20 I assume an average carbon content of 12 percent. 100 per cent of fresh weight, an average trophic index of 3.3 (herbivorous fish, such as herring, feed at the trophic level 2.0, higher-level carnivores, such as albacore, at 4.6) and an average energy transfer efficiency of 10 percent of food energy. 100. By comparison, Pauly and Christensen (2002) calculated that the phytomese requirements for global fish catches accounted for 8% of marine NPP.

21 For example, we do not need to know the UNDP Human Development Index for Sierra Leone (0.317) or Zimbabwe (0.140) – compared to 0.519 for India and 0.902 for the United States – in order to assess the dire socio-economic situation of the first two countries.

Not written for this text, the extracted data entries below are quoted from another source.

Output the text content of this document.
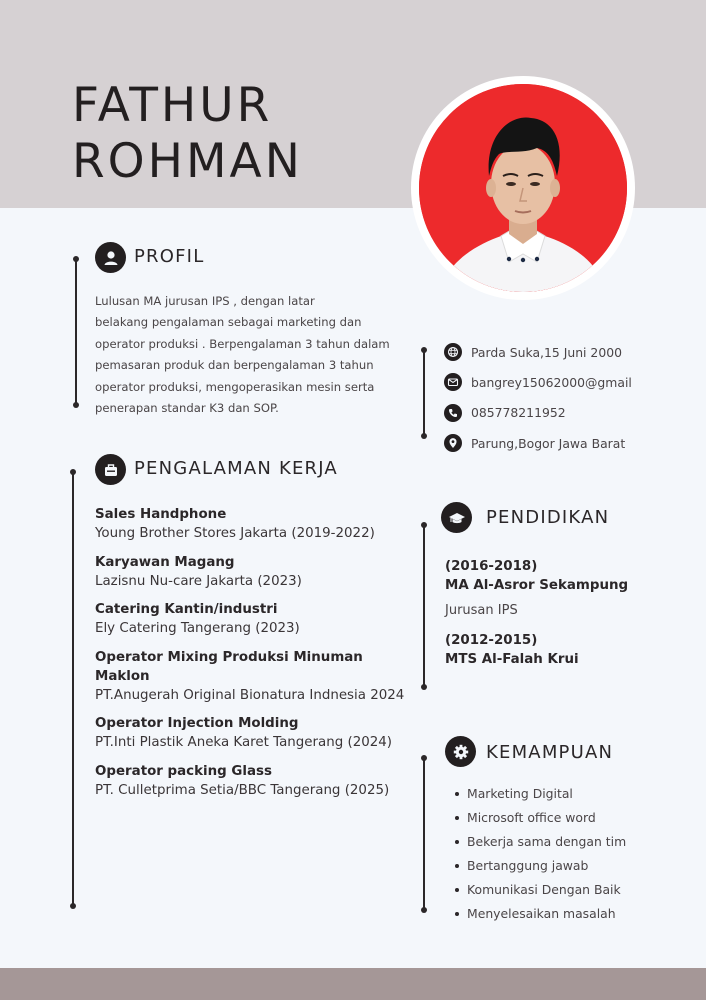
FATHUR
ROHMAN
PROFIL
Lulusan MA jurusan IPS , dengan latar
belakang pengalaman sebagai marketing dan
operator produksi . Berpengalaman 3 tahun dalam
pemasaran produk dan berpengalaman 3 tahun
operator produksi, mengoperasikan mesin serta
penerapan standar K3 dan SOP.
Parda Suka,15 Juni 2000
bangrey15062000@gmail
085778211952
Parung,Bogor Jawa Barat
PENGALAMAN KERJA
Sales Handphone
Young Brother Stores Jakarta (2019-2022)
Karyawan Magang
Lazisnu Nu-care Jakarta (2023)
Catering Kantin/industri
Ely Catering Tangerang (2023)
Operator Mixing Produksi Minuman Maklon
PT.Anugerah Original Bionatura Indnesia 2024
Operator Injection Molding
PT.Inti Plastik Aneka Karet Tangerang (2024)
Operator packing Glass
PT. Culletprima Setia/BBC Tangerang (2025)
PENDIDIKAN
(2016-2018)
MA Al-Asror Sekampung
Jurusan IPS
(2012-2015)
MTS Al-Falah Krui
KEMAMPUAN
Marketing Digital
Microsoft office word
Bekerja sama dengan tim
Bertanggung jawab
Komunikasi Dengan Baik
Menyelesaikan masalah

22 The latest version of the United Nations World Population Outlook postpones this peak after 2100. Previous forecasts put the peak at about 9.2 billion in 2075, but the modified fertility assumptions mean that the total will exceed 10 billion in the early 2080s and will continue to increase slowly by 2100 (UN 201 1).

23 This change now includes e-books: in May 201 Amazon.com announced that its e-book sales were 5% above printed title sales, and that the balance is expected to shift rapidly (there are now some 30 companies manufacturing e-readers).